O serviço é assegurado pelo Pocahontas, um navio com capacidade para 950 TEU, incluindo 330 reefers de 40 pés.  Os transit time prometidos são os “melhores do mercado”: cinco dias entre Lisboa e Praia, à exportação, cinco dias entre Mindelo e Leixões à importação.

A escala em Las Palmas acontece apenas no sentido southbound, permitindo encaminhar para Cabo Verde e países vizinhos cargas provenientes do Mediterrâneo.

O Pocahontas descarregará no porto da Praia e carregará no porto do Mindelo.

“Atobá” assegura cabotagem

A partir da Praia, será o “Ponta do Sol”, da Transinsular Cabo Verde, que assegurará o encaminhamento das cargas para as restantes ilhas do arquipélago (Boavista e Sal), e também para Bissau, Nouadhibou e Nouakchott.

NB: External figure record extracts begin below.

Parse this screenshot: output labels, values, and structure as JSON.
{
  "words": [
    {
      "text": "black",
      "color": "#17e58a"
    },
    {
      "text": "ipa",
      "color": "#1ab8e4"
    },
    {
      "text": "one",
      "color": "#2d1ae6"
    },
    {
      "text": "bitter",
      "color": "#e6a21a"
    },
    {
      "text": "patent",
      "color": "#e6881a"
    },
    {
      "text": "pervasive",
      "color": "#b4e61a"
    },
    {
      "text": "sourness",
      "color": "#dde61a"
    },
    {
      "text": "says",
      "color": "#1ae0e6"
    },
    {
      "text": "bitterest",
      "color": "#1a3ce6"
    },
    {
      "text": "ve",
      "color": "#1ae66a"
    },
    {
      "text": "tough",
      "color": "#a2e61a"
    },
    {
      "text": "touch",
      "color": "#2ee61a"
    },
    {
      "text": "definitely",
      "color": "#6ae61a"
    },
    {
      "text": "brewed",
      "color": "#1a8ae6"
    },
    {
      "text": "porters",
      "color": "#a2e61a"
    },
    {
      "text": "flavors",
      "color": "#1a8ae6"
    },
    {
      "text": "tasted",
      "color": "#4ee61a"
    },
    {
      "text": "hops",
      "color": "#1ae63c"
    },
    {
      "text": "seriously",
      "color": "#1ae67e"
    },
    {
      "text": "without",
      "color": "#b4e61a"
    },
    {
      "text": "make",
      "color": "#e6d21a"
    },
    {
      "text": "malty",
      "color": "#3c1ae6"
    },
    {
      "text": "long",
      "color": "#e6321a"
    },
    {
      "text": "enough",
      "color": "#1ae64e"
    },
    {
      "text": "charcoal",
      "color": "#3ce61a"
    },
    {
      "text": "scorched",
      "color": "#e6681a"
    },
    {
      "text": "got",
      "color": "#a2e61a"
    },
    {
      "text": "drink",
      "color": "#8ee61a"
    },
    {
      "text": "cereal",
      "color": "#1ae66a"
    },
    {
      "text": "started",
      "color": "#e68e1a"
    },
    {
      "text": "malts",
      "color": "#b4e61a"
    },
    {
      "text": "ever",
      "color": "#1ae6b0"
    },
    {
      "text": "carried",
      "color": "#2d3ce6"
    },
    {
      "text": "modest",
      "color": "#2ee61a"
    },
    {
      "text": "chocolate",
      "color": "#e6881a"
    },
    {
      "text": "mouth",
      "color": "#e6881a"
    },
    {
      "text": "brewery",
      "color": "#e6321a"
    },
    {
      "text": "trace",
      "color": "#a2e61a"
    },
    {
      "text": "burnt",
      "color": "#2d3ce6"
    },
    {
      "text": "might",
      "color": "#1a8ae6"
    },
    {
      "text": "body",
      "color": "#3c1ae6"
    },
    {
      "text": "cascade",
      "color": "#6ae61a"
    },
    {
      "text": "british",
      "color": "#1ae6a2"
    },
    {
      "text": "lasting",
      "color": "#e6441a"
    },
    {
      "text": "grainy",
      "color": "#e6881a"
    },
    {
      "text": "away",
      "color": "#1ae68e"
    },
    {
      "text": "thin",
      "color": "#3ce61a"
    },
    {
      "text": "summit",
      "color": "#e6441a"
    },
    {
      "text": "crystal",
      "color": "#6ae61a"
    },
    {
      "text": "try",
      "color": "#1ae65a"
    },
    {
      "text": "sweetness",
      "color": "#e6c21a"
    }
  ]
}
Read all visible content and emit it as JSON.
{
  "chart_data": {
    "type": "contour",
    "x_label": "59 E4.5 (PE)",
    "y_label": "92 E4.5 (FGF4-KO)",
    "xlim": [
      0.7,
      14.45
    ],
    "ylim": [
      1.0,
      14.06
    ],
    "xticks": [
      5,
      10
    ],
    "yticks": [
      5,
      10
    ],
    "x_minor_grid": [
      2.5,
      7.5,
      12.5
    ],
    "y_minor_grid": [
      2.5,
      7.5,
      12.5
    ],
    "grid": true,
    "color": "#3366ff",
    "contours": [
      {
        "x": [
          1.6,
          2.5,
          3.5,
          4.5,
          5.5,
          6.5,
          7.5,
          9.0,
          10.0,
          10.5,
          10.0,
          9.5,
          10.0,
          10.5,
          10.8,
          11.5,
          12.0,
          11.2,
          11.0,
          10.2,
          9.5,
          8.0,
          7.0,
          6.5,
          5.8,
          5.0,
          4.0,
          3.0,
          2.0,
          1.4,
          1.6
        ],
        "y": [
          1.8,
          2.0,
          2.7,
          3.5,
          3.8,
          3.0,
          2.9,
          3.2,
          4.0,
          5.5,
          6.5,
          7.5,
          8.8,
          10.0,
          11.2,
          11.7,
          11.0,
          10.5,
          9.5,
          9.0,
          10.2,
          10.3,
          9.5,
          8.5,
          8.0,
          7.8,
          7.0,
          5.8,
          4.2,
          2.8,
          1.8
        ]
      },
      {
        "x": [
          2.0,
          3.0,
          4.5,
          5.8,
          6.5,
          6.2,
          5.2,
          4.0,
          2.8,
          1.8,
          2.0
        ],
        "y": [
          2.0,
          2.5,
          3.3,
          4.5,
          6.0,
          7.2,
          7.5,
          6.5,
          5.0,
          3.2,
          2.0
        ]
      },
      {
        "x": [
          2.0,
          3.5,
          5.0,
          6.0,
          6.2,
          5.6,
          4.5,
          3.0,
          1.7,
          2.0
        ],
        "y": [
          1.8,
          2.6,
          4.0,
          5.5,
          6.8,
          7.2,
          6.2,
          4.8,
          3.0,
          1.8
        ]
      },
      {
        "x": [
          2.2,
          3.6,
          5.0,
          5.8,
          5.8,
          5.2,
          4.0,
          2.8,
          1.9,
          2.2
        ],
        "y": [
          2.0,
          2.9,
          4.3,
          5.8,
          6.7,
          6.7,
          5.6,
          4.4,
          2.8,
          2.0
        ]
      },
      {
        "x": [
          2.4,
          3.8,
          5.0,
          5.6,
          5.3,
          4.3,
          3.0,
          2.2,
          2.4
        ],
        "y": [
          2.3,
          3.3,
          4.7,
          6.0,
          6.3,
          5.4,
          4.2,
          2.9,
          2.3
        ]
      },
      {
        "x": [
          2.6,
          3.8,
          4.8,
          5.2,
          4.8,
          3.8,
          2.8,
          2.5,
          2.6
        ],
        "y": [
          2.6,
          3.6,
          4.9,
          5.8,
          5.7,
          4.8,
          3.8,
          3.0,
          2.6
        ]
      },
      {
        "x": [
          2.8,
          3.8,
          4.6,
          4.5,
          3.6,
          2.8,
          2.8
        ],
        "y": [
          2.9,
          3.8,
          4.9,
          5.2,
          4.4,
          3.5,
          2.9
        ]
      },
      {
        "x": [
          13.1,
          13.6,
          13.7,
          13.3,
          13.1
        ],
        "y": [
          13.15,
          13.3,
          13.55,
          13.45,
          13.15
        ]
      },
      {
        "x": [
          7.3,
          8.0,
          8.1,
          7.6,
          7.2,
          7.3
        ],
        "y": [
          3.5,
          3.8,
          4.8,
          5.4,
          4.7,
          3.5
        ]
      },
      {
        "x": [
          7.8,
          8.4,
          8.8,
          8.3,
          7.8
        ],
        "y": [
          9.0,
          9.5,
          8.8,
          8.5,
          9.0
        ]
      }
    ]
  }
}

O serviço “Atobá”, como foi baptizado, assegurará igualmente o transporte de mercadorias entre aqueles portos e o encaminhamento para o Mindelo das cargas destinadas aos mercados de exportação. Nove dias é o transit time anunciado entre o porto mauritano de Nouadhibou e Leixões.

Mas não só. O Grupo ETE, com a Transinsular, aposta em afirmar Cabo Verde com um hub para as trocas entre o Norte da Europa, o Mediterrâneo e a África Ocidental, mas também para o encaminhamento de mercadorias provenientes da América do Sul, por exemplo, peixe oriundo do Brasil  ou Uruguai com destino a Vigo.

“Esta nova arquitectura de transporte marítimo oferecida pelo Grupo ETE, via o seu armador Transinsular, contribui para Cabo Verde se afirmar como o pólo de desenvolvimento de transporte marítimo na África Ocidental e reforçar a crescente importância geo-estratégica do arquipélago no Atlântico”, refere, em comunicado, Luís Mira de Oliveira, administrador do grupo para Cabo Verde.

“Este modelo garante ganhos adicionais de competitividade aos nossos clientes – rapidez, regularidade, dias fixos na semana que lhes optimiza o time to market em Cabo Verde, Guiné Bissau, Mauritânia e Canárias, e simultaneamente transformam Cabo Verde no hub marítimo para a Africa Ocidental”, reforça o novo CEO da Transinsular, Claus Larner.